The Art of Perceiving Musical Patterns

Posted in Learn | Last Updated on June 3, 2019

When you refine music to its most basic foundation, it’s nothing but patterns of rhythms and pitches organized across time.

The way you perceive these musical patterns is essential to the way you perform.

The Big Picture of Musical Patterns

Understanding music boils down to identifying different patterns and knowing what those patterns mean.

The difference between a quarter note and an eighth note is one beam. The difference between a quarter note and a sixteenth note is two beams. When you create combinations of these different note values, you create different patterns (both visually and audibly).

This is a basic principle of music theory, but what’s interesting is the fact that the way you perceive these patterns can influence the way that you perform them.

The Psychology of Perceptual Organization

If we take a closer look at psychology study which is dealing with cognitive psychology and the effects of stress on performance and memory, we will see that it explored whether or not the perceptual organization can influence the performance of a rhythmic passage. (Additional reading: Here is a recent study from MIT on How the brain perceives rhythm)

In the study, the participants completed two rhythmic tasks.

Both tasks were the same rhythmic passage but presented in a way that caused the participants to perceive them differently from one another.

In Task 1, participants were asked to play six measures of 16th notes in 4/4 time. In Task 2, participants were asked to play six measures of 32nd notes in 2/4 time at half the tempo of the first task.

As noted before, both tasks were rhythmically identical but were presented in a way that caused the participants to perceive them differently.

So what happened?

Well, some remarkable things.

For starters, participants played Task 2 more accurately than Task 1 (calculated with a Beatnik Rhythm Analyzer).

In addition, participants were able to play Task 2 significantly faster than Task 1.

Pretty interesting, right?

A simple adjustment in the way the participants perceptually organized the rhythmic passage allowed them to play the passage faster and more accurately.

Now, why does this happen?

Perceiving Small Patterns vs. Perceiving Large Patterns

Small patterns can be compared to fine details: there are many of them and they’re typically more involved or more intricate than larger patterns.

Large patterns can be compared to the big picture: they’re an overview or summary of all the small patterns contained within.

Small patterns require more brain power to process because there are more details to account for.

Large patterns, on the other hand, require less brain power because they are the highlights or overview of all the smaller patterns.

In the case of the study, Task 1 (the 16th note passage) was the equivalent of small patterns because there were 4 beats in a measure. Therefore, when tempos increased, participants struggled to keep up with all four beats passing by.

Task 2 on the other hand (the 32nd note passage in 2/4 time) was the equivalent of a large pattern because there were only 2 beats in a measure. When tempos increased, participants only had to focus on two primary pulses per measure instead of four.

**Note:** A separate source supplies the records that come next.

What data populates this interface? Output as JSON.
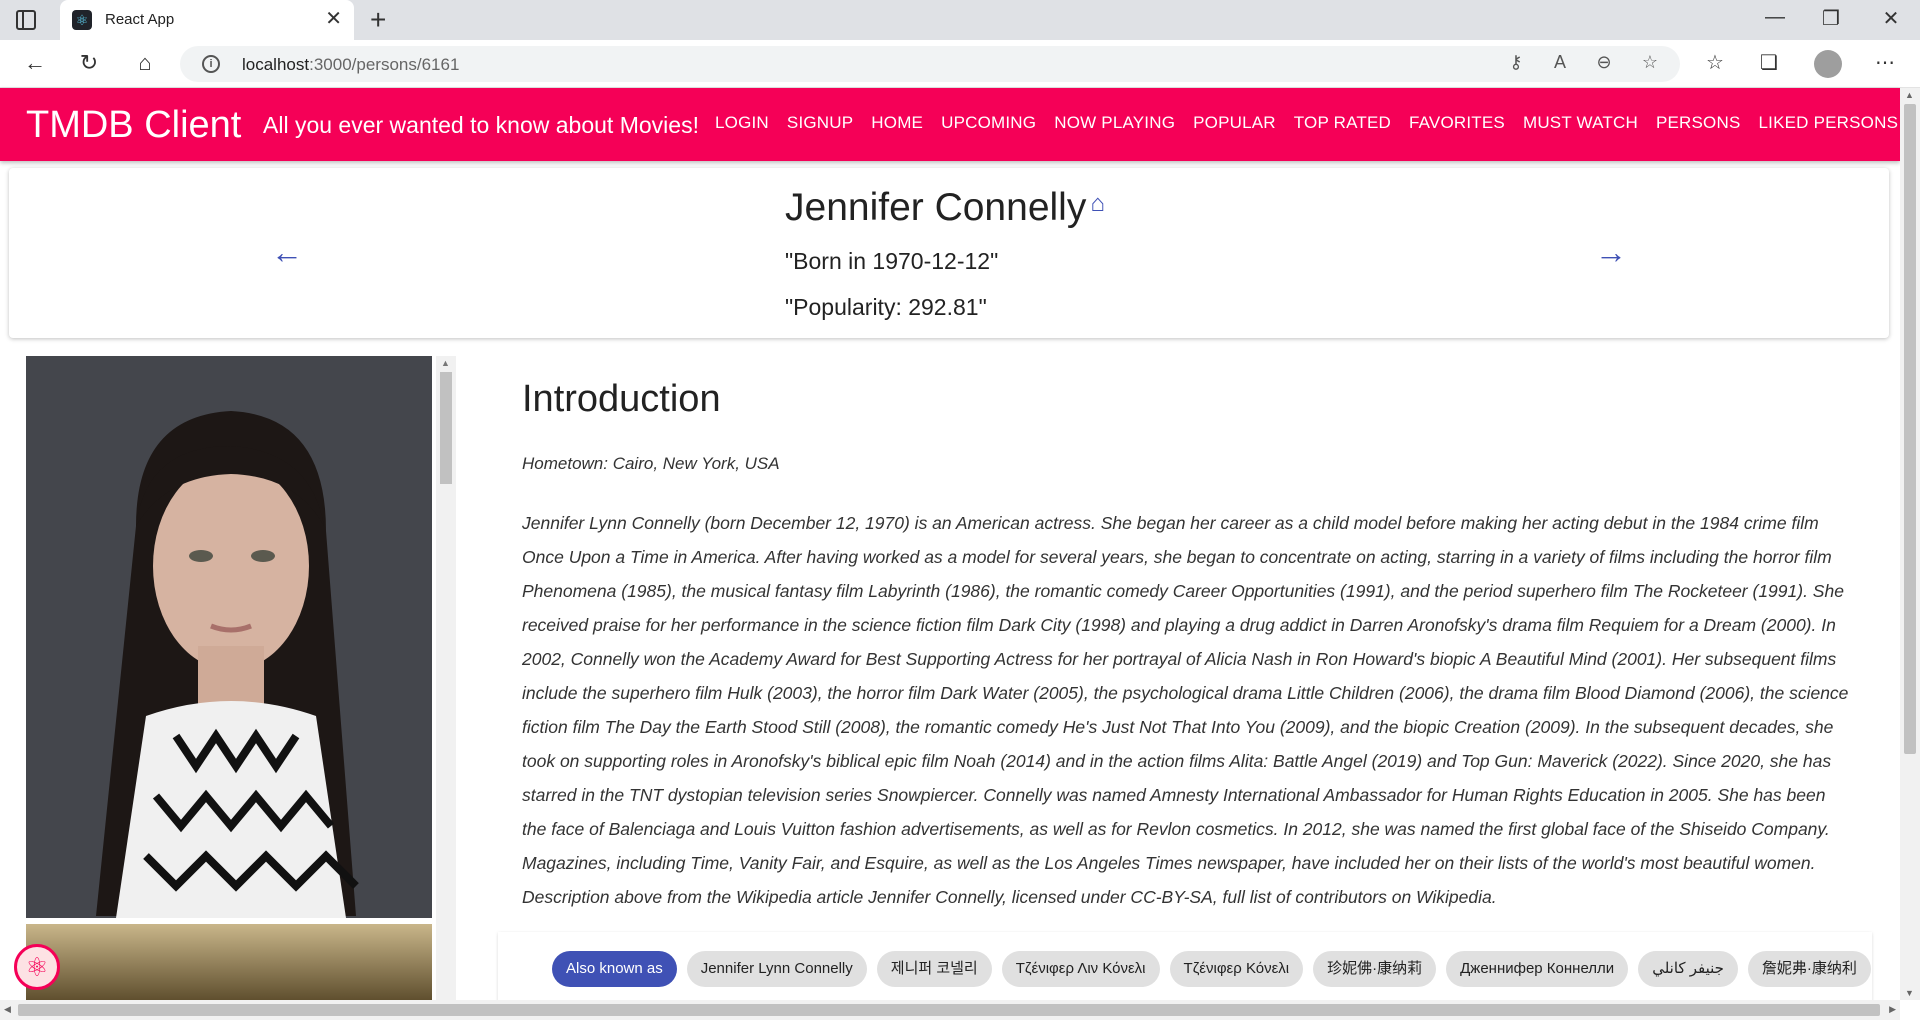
{
  "browser": {
    "tab_title": "React App",
    "url_host": "localhost",
    "url_rest": ":3000/persons/6161"
  },
  "appbar": {
    "title": "TMDB Client",
    "tagline": "All you ever wanted to know about Movies!",
    "nav": [
      "Login",
      "Signup",
      "Home",
      "Upcoming",
      "Now Playing",
      "Popular",
      "Top Rated",
      "Favorites",
      "Must Watch",
      "Persons",
      "Liked Persons"
    ]
  },
  "person": {
    "name": "Jennifer Connelly",
    "born": "\"Born in 1970-12-12\"",
    "popularity": "\"Popularity: 292.81\""
  },
  "intro": {
    "title": "Introduction",
    "hometown": "Hometown: Cairo, New York, USA",
    "bio": "Jennifer Lynn Connelly (born December 12, 1970) is an American actress. She began her career as a child model before making her acting debut in the 1984 crime film Once Upon a Time in America. After having worked as a model for several years, she began to concentrate on acting, starring in a variety of films including the horror film Phenomena (1985), the musical fantasy film Labyrinth (1986), the romantic comedy Career Opportunities (1991), and the period superhero film The Rocketeer (1991). She received praise for her performance in the science fiction film Dark City (1998) and playing a drug addict in Darren Aronofsky's drama film Requiem for a Dream (2000). In 2002, Connelly won the Academy Award for Best Supporting Actress for her portrayal of Alicia Nash in Ron Howard's biopic A Beautiful Mind (2001). Her subsequent films include the superhero film Hulk (2003), the horror film Dark Water (2005), the psychological drama Little Children (2006), the drama film Blood Diamond (2006), the science fiction film The Day the Earth Stood Still (2008), the romantic comedy He's Just Not That Into You (2009), and the biopic Creation (2009). In the subsequent decades, she took on supporting roles in Aronofsky's biblical epic film Noah (2014) and in the action films Alita: Battle Angel (2019) and Top Gun: Maverick (2022). Since 2020, she has starred in the TNT dystopian television series Snowpiercer. Connelly was named Amnesty International Ambassador for Human Rights Education in 2005. She has been the face of Balenciaga and Louis Vuitton fashion advertisements, as well as for Revlon cosmetics. In 2012, she was named the first global face of the Shiseido Company. Magazines, including Time, Vanity Fair, and Esquire, as well as the Los Angeles Times newspaper, have included her on their lists of the world's most beautiful women. Description above from the Wikipedia article Jennifer Connelly, licensed under CC-BY-SA, full list of contributors on Wikipedia."
  },
  "aka": {
    "label": "Also known as",
    "names": [
      "Jennifer Lynn Connelly",
      "제니퍼 코넬리",
      "Τζένιφερ Λιν Κόνελι",
      "Τζένιφερ Κόνελι",
      "珍妮佛·康纳莉",
      "Дженнифер Коннелли",
      "جنيفر كانلي",
      "詹妮弗·康纳利"
    ]
  },
  "colors": {
    "appbar": "#f50057",
    "primary": "#3f51b5"
  }
}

We hypothesized that by simplifying the pattern from a 4 beat cycle to a 2 beat cycle, the brain had less to process and therefore felt less frantic for a longer period of times as the tempos increased. We believe this translated to the body of the participant as well causing the participant to feel more relaxed at faster tempos in the 2 beat cycle (large patterns) vs. the 4 beat cycle (small pattern).

It may seem weird, but it’s really not.

Perception influences a lot of things in your daily life – your brain just does it automatically without you thinking about it.

The Gestalt Principles of Perception

That principles describe the brain’s organization of sensory information into meaningful units and patterns.

In other words, the brain often takes fragments of information and pieces them together to identify a larger pattern that it can make sense of.

For example, there’s not actually a 3D cube drawn in the picture below. Your brain simply sums up all of the smaller patterns into one larger pattern that it can relate to. Thus, your brain perceives the image as one 3D cube instead of eight individual circles with lines cut out.

How the Perceptual Organization of Musical Patterns Affects Your Playing

Your brain is smart.

Really smart.

It is constantly analyzing sensory input and likes to sum things up into convenient packages that make sense.

Therefore, when you perceive a musical passage as being a lot of smaller patterns, it’s going to require your brain to do more work causing it to slow down a bit.

If you take the same package and perceive it as a larger pattern (through halftime pulses, longer phrases, etc.), you simplify the pattern for your brain allowing you to stay more relaxed and devote more attention towards things like tone quality, execution, and phrasing.

Conclusion

Your brain likes to process larger patterns because it can make more sense of them with less effort. By adjusting the perceptual organization of rhythmic passages to process larger patterns, you may be able to improve the overall performance of the passage.